Who can afford 4 kids these days? Well it appears that the Telegraph’s Geraldine Bedell
has the answer: ‘The only couples who have four children these days aren’t really couples at all. Either they’re brands, selling thousands of cookbooks faster than you can boil an egg (see also Jamie and Jools Oliver), or they’re people who resemble the cast of Shameless and don’t stay together long enough properly to qualify as couples. They’re the people who can afford not to be bothered about the fact that children are extremely expensive and time-consuming and keep you up half the night, thus preventing you from earning the £193,772 of disposable income they’re going to cost you until they’re 21 – and that’s without educating them privately.’
The really insane thing about having ‘too many’ children is that the extremely poor also do it, though probably due to poor education and real ignorance to the consequences, I’m sure you’ll agree.
But let’s try and look at it from an accountant’s perspective. Should we be approaching the issue of becoming parents from a financial perspective
as a matter of parental qualification? I mean, should you be allowed to have children only if you can really afford them? Kinda like applying for a bond at the bank, can you afford to service the bond?

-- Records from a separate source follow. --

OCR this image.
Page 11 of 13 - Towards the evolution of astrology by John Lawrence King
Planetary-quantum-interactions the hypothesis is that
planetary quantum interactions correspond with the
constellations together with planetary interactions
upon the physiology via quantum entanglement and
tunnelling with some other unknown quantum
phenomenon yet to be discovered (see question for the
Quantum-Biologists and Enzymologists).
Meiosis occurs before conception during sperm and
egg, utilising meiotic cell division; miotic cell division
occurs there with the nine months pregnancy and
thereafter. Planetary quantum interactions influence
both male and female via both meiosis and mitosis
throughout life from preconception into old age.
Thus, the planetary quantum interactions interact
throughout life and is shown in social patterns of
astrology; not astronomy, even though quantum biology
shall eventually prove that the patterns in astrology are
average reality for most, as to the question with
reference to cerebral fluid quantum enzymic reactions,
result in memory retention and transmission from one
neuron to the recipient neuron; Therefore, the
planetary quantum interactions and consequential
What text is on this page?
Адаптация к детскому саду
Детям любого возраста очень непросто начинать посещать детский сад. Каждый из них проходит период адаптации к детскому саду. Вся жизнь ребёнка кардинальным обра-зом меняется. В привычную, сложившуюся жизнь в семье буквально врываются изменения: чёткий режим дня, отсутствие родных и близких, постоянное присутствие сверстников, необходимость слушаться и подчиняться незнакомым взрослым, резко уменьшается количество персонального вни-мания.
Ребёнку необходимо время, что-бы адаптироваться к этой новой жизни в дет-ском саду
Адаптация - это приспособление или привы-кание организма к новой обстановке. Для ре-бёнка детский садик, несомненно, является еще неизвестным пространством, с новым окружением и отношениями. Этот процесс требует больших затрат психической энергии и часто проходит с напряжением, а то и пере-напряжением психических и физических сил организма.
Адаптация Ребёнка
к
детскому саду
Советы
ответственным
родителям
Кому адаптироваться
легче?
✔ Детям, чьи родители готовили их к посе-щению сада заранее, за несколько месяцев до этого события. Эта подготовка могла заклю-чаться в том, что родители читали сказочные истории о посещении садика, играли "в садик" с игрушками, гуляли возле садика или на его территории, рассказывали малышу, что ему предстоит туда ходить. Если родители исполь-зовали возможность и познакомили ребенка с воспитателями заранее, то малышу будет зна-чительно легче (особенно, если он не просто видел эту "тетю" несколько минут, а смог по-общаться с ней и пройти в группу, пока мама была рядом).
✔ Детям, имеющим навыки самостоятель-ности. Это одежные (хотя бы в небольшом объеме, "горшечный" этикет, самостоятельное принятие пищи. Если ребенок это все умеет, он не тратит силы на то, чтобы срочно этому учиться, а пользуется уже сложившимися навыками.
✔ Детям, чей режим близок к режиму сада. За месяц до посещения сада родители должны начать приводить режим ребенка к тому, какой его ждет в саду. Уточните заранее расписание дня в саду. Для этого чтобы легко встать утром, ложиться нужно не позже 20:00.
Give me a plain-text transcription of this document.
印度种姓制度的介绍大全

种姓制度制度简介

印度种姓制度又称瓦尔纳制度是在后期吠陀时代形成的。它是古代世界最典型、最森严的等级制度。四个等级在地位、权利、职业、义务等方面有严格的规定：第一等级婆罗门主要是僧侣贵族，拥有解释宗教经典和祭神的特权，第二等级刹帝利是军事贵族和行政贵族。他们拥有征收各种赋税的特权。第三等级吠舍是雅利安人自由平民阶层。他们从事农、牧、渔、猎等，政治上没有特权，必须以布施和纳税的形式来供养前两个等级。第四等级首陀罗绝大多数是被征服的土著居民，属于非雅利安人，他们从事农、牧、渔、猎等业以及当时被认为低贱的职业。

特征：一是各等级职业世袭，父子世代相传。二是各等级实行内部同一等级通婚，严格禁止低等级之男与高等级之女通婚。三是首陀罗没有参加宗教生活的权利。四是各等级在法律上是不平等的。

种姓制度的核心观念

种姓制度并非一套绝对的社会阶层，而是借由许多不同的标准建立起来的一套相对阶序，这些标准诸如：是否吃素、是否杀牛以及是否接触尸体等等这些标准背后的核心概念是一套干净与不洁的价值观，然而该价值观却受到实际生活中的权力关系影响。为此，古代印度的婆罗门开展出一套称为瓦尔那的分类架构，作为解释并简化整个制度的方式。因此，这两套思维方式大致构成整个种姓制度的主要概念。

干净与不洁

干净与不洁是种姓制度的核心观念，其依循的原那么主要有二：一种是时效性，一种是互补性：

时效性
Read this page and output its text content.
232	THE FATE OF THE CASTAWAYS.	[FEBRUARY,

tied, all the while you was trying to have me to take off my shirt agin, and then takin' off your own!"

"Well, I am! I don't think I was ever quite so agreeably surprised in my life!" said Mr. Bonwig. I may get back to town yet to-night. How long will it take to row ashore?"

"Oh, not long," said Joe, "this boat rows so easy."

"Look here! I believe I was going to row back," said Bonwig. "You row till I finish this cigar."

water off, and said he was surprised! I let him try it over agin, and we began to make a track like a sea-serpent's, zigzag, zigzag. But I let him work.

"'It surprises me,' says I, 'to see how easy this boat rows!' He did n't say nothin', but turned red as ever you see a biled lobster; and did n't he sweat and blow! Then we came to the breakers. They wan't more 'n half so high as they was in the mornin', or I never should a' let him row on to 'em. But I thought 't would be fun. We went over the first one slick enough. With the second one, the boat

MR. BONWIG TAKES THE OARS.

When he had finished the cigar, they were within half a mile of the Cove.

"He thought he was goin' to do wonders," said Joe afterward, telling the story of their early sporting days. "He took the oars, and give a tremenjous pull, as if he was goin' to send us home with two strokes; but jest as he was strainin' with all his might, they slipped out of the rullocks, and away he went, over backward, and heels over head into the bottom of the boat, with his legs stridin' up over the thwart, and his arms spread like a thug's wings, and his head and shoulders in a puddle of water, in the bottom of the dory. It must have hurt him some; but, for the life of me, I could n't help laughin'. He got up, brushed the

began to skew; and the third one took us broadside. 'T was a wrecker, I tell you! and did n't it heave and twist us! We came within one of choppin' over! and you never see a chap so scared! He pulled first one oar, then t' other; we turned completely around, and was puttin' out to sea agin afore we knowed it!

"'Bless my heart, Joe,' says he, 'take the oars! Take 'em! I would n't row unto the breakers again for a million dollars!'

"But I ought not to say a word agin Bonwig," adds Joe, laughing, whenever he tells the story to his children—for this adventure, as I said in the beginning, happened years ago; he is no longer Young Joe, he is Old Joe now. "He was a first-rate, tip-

In certain cultures governments actively provide cash incentives for having smaller families, while in others the social welfare systems are geared towards rewarding families with more children.
I would argue for a financial viability audit of all parents before they have kids. The financial impact is huge and has all kinds of stressful implications on the relationship between the two parents as well as with them and their kids. We seem to know instinctively that we cannot afford a new car, or an expensive holiday or whatever our disposable income restricts us to. But maybe the reason why we don’t apply this logic to our decision to have kids is that if we were shown that it would indeed costs us £193,772 to raise our little angels, no one in their right minds would ever, ever have another child again.
Should finances be a factor in deciding to have a child?